Later in the homily the bishop recalled Cardinal Connell’s “wonderful sense of humour” and how he loved to lace conversations with quotations from Gilbert and Sullivan.

“He had his own parody of ‘I am the very model of a modern major general’.”

Or “when somebody would say something that was totally irrelevant, he would say: ‘Like the flowers that bloom in the spring ha, ha, nothing to do with the case.’”

He criticised “in a fond way”. Talking “about somebody who didn’t like hard work he’d have him saying: ‘I don’t like to work on Wednesdays as it’s inclined to spoil both weekends.’”
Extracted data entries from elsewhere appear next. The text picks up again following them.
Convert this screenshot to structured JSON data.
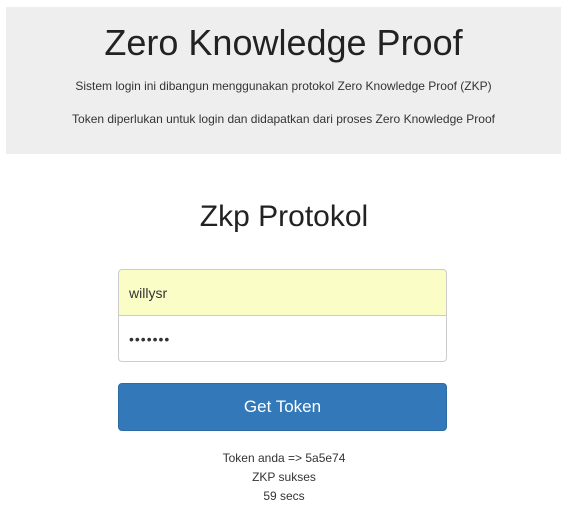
{
  "header": {
    "title": "Zero Knowledge Proof",
    "description_1": "Sistem login ini dibangun menggunakan protokol Zero Knowledge Proof (ZKP)",
    "description_2": "Token diperlukan untuk login dan didapatkan dari proses Zero Knowledge Proof"
  },
  "form": {
    "title": "Zkp Protokol",
    "username_value": "willysr",
    "password_value": "•••••••",
    "submit_label": "Get Token"
  },
  "result": {
    "token_line": "Token anda => 5a5e74",
    "status_line": "ZKP sukses",
    "timer_line": "59 secs"
  }
}
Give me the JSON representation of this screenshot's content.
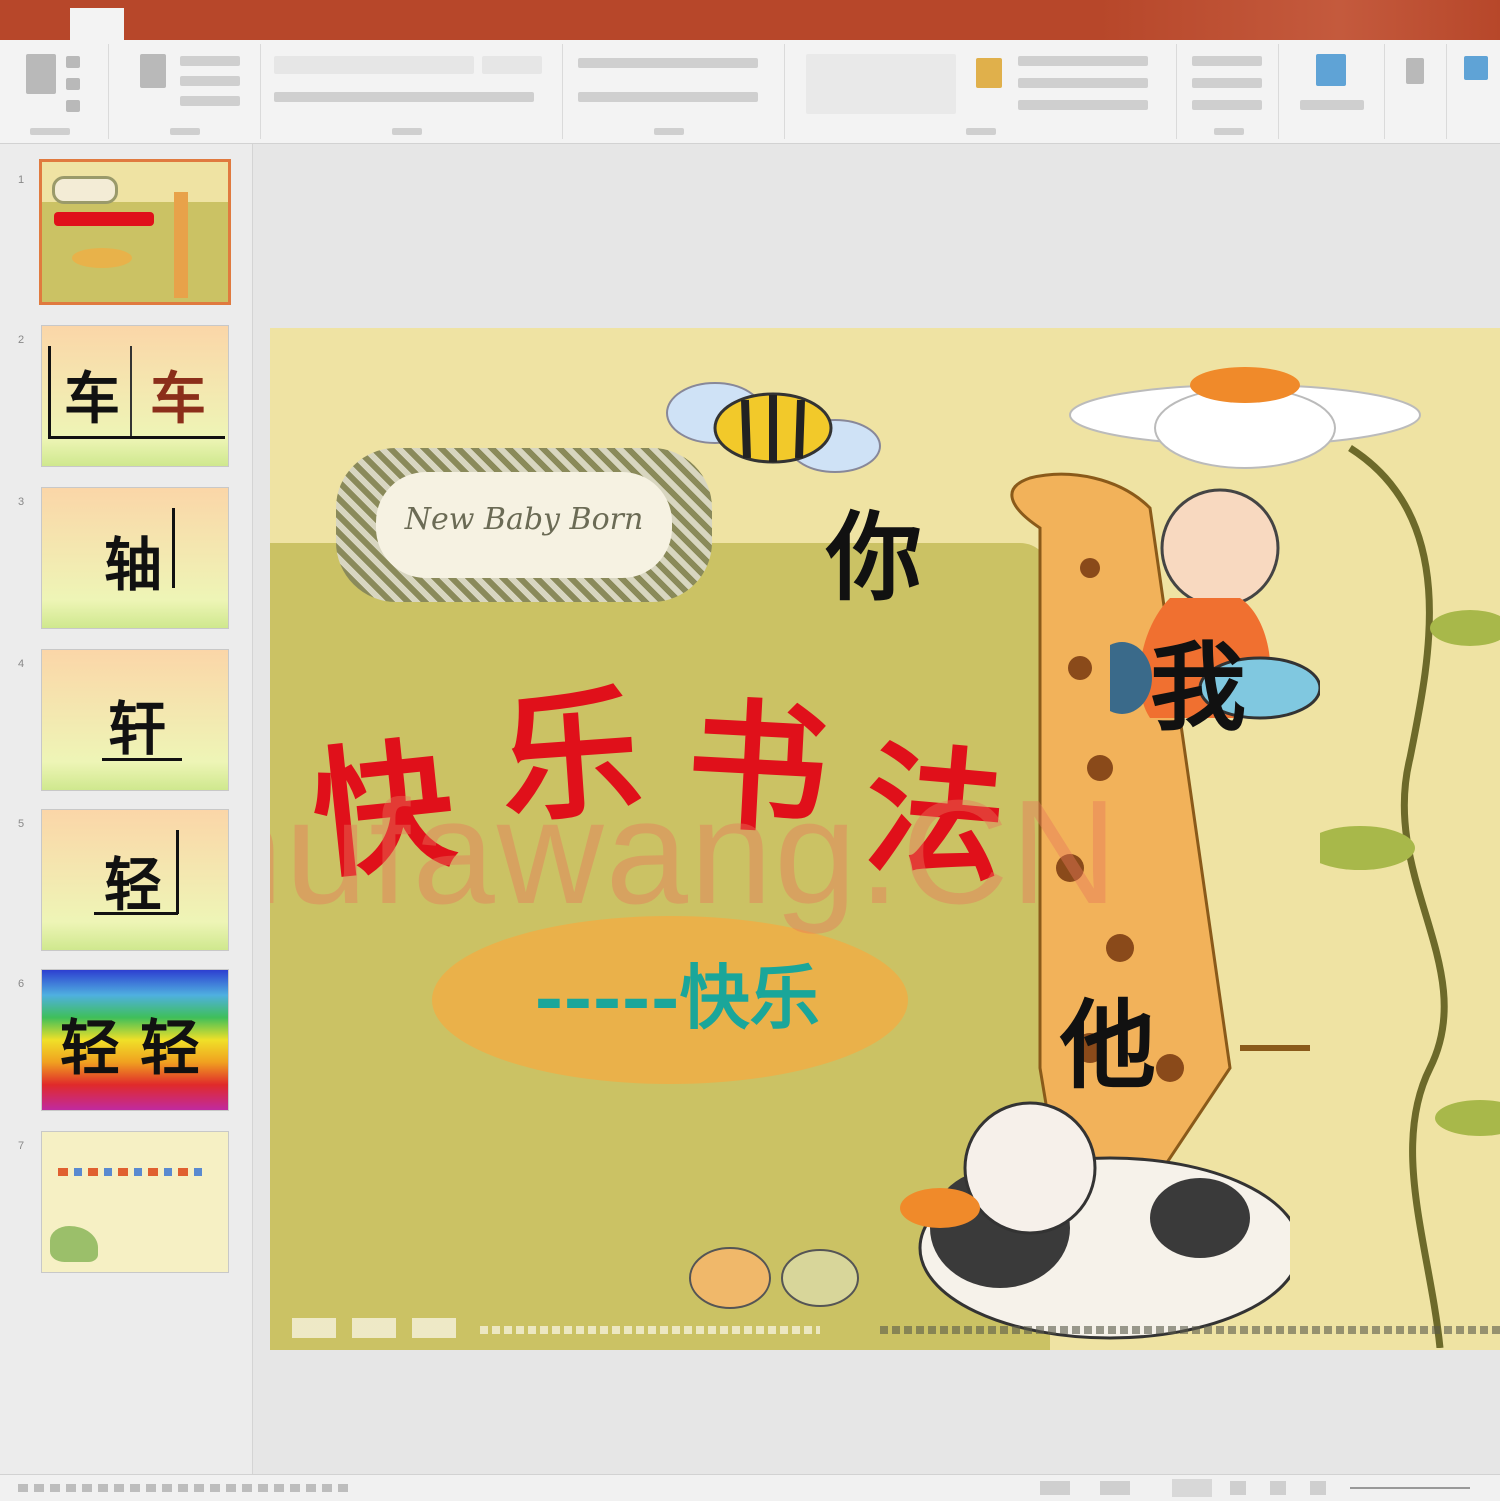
{
  "ribbon_tabs": [
    "",
    "",
    "",
    "",
    "",
    "",
    "",
    "",
    "",
    "",
    "",
    "",
    "",
    "",
    "",
    ""
  ],
  "slides": [
    {
      "number": "1",
      "type": "title"
    },
    {
      "number": "2",
      "chars": [
        "车",
        "车"
      ]
    },
    {
      "number": "3",
      "chars": [
        "轴"
      ]
    },
    {
      "number": "4",
      "chars": [
        "轩"
      ]
    },
    {
      "number": "5",
      "chars": [
        "轻"
      ]
    },
    {
      "number": "6",
      "chars": [
        "轻",
        "轻"
      ]
    },
    {
      "number": "7",
      "type": "end"
    }
  ],
  "slide": {
    "label_text": "New Baby Born",
    "title_chars": [
      "快",
      "乐",
      "书",
      "法"
    ],
    "subtitle_dashes": "-----",
    "subtitle": "快乐",
    "pronouns": [
      "你",
      "我",
      "他"
    ],
    "watermark": "Shufawang.CN"
  },
  "status": {
    "left": ""
  },
  "colors": {
    "accent": "#b7472a",
    "title_red": "#e0101a",
    "subtitle_teal": "#1aa69a"
  }
}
Bishop Walsh said: “We ask God’s mercy and welcome home to Cardinal Desmond Connell, a man of deep faith, integrity of character, deep love for his people and priests, and a person all too conscious of his own weaknesses and inadequacies.”

Accompanying the two archbishops in receiving the remains at the pro-cathedral were Bishop Walsh and fellow Auxiliary Bishop of Dublin Ray Field, Bishop of Clonfert John Kirby, Vicar General in Dublin Msgr Paul Callan, Fr Damian McNeice who worked as spokesman for Cardinal Connell, and Canon Damian O’Reilly, administrator at the pro-cathedral.

Among those who carried the coffin to the altar were Msgr Dan O’Connor and Msgr John Wilson who worked at archbishop’s house with the late cardinal.

Symbols placed on his coffin included a pall, a book of the gospels, a cross, a stole and mitre.

Chief mourners were the late cardinal’s’s sister-in-law, Peggy; nephews John, Denis and Mark; grandnieces, grandnephews, a wide family circle and his carers.

The funeral Mass will be at 11am on Friday, with interment afterwards in the pro-cathedral crypt.